INILAH.COM, Jakarta â Serangkaian gebrakan positif telah ditunjukkan KPK. Tapi, di balik itu, cemoohan mulai pula bermunculan. Bahkan, anggota Komisi III DPR-RI Ahmad Fauzie dari Fraksi Partai Demokrat menggugat eksistensi lembaga pemberantas korupsi itu.
Gugatan itu bertendensi pada pembubaran KPK. Alasannya, lembaga pimpinan Antasari Azhar tidak berfungsi maksimal sebagai penunjang perangkat hukum lain seperti kepolisian dan kejaksaan.

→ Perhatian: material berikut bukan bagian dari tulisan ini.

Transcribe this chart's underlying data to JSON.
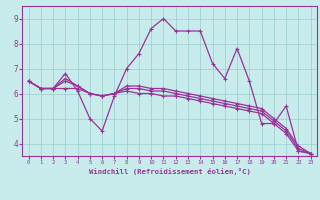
{
  "background_color": "#c8ecec",
  "grid_color": "#99cccc",
  "line_color": "#993399",
  "xlabel": "Windchill (Refroidissement éolien,°C)",
  "xlim": [
    -0.5,
    23.5
  ],
  "ylim": [
    3.5,
    9.5
  ],
  "yticks": [
    4,
    5,
    6,
    7,
    8,
    9
  ],
  "xticks": [
    0,
    1,
    2,
    3,
    4,
    5,
    6,
    7,
    8,
    9,
    10,
    11,
    12,
    13,
    14,
    15,
    16,
    17,
    18,
    19,
    20,
    21,
    22,
    23
  ],
  "series": [
    [
      6.5,
      6.2,
      6.2,
      6.8,
      6.1,
      5.0,
      4.5,
      5.9,
      7.0,
      7.6,
      8.6,
      9.0,
      8.5,
      8.5,
      8.5,
      7.2,
      6.6,
      7.8,
      6.5,
      4.8,
      4.8,
      5.5,
      3.7,
      3.6
    ],
    [
      6.5,
      6.2,
      6.2,
      6.2,
      6.2,
      6.0,
      5.9,
      6.0,
      6.1,
      6.0,
      6.0,
      5.9,
      5.9,
      5.8,
      5.7,
      5.6,
      5.5,
      5.4,
      5.3,
      5.2,
      4.8,
      4.4,
      3.7,
      3.6
    ],
    [
      6.5,
      6.2,
      6.2,
      6.5,
      6.3,
      6.0,
      5.9,
      6.0,
      6.2,
      6.2,
      6.1,
      6.1,
      6.0,
      5.9,
      5.8,
      5.7,
      5.6,
      5.5,
      5.4,
      5.3,
      4.9,
      4.5,
      3.8,
      3.6
    ],
    [
      6.5,
      6.2,
      6.2,
      6.6,
      6.3,
      6.0,
      5.9,
      6.0,
      6.3,
      6.3,
      6.2,
      6.2,
      6.1,
      6.0,
      5.9,
      5.8,
      5.7,
      5.6,
      5.5,
      5.4,
      5.0,
      4.6,
      3.9,
      3.6
    ]
  ]
}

"Laporan ke Komisi III DPR, pada 2006 ada 6.000 kasus lebih ke KPK. Yang diproses hanya tujuh. Belum lagi soal dana negara yang dikorupsi. KPK dianggarkan mampu mengembalikan ratusan miliar rupiah, tapi dapatnya cuma Rp 17 miliar. Bagaimana ini?" kata Fauzie.

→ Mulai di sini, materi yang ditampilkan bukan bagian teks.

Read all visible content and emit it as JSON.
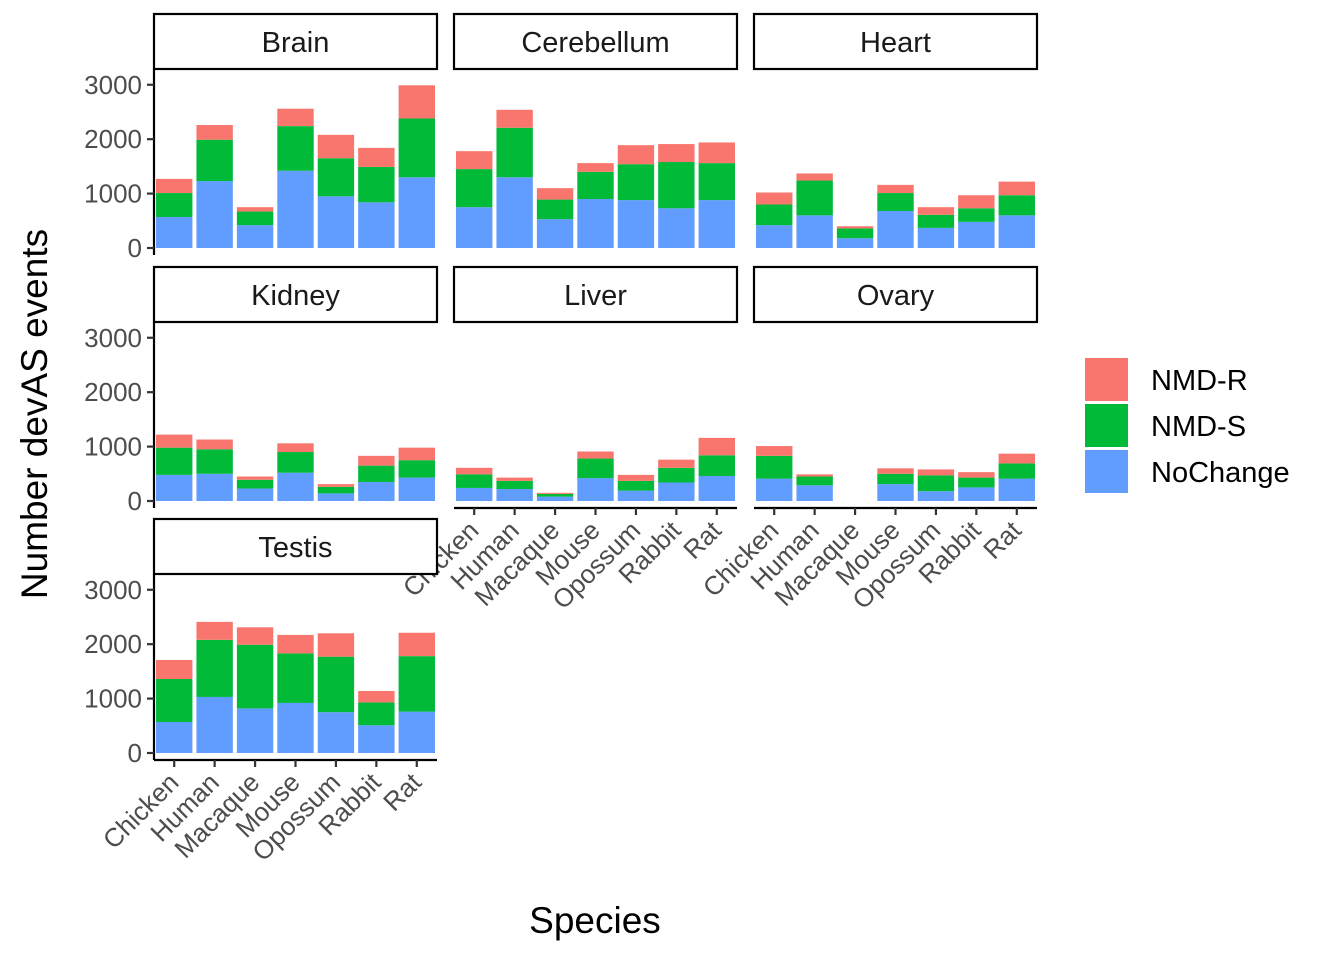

Spontan, pernyataan Fauzie menyulut pertentangan. Para petinggi Partai Demokrat termasuk yang membantah pernyataan itu sebagai pernyataan partai. Sebaliknya, pernyataan itu dianggap pendapat pribadi.
Pernyataan Fauzie yang juga anggota Badan Urusan Rumah Tangga (BURT) DPR memang kontroversial dan sensitif. Juga dilontarkan tidak pada situasi yang tepat, terutama jika dikaitkan dengan perdebatan upaya KPK menggeledah ruang kerja para politisi Senayan. Penggeledahan itu dilakukan di ruang kerja Al Amin Nur Nasution, anggota Komisi IV DPR-RI, Senin (28/4) ini.

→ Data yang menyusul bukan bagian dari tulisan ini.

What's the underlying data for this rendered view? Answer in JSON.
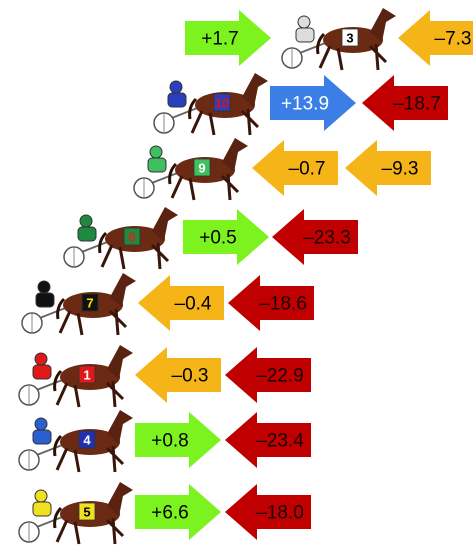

Eksistensi KPK termuat dalam Undang-Undang Nomor 30 Tahun 2002. Memang, KPK hadir di saat kondisi aparat penegak hukum tidak berjalan maksimal. Menurut pakar hukum tata negara Irman Putra Sidin, dalam sejarah kekuasaan, komisi itu diciptakan dengan ide sementara (ad hoc).
"Tapi, dalam perjalanannya, bisa saja menjadi permanen karena rakyat makin membutuhkannya," kata Irman kepada INILAH.COM, Minggu (27/4).
Irman, alumnus Univeristas Hasanudin Makassar, mencontohkan apa yang terjadi di Hong Kong pada 1970. Ketika itu, polisi/jaksa/hakim korup, lalu muncullah komisi independen pemberantasan korupsi (ICAC).
"ICAC terbilang sukses. Hingga kini, komisi itu masih ada dan masuk ke konstitusi negara. Dengan demikian, lembaga itu akan menegasikan lembaga yang lain," ungkap Irman.
Terkait desakan pembubaran KPK dengan alasan lembaga itu bersifat sementara, Irman menegaskan bahwa ide keberadaan KPK memang dengan bahasa status quo untuk sementara. "Tapi, dalam sejarah ketatanegaraan, sebuah lembaga yang dianggap berhasil akan dijadikan permanen. Karenanya, KPK harus berhasil. Jika tidak, ya bubar saja," tandasnya.
Di pihak lain, DPD mengusulkan amandemen UUD 1945, yakni komisi-komisi negara diusulkan masuk dalam konstitusi. Landasan usulan itu, menurut Ketua Kelompok DPD di MPR Bambang Soeroso, mengukuhkan bahwa negara Indonesia adalah negara hukum. "Komisi-komisi di bawah negara juga kami usulkan masuk di UUD 1945," ujarnya.
Sekjen Transperancy International Indonesia (TII) Rizal Malik sepakat dengan usulan memasukkan KPK dalam konstitusi UUD 1945. "Saya setuju KPK masuk di konstitusi," tukasnya kepada INILAH.COM, Minggu (27/4) di Gorontalo.
Memang, kemunculan KPK tidak bisa dilepaskan dari sistem hukum dan aparat hukum. Sistem peradilan dan perilaku aparat hukum yang tidak maksimal setidaknya jadi latar belakang kemunculan KPK.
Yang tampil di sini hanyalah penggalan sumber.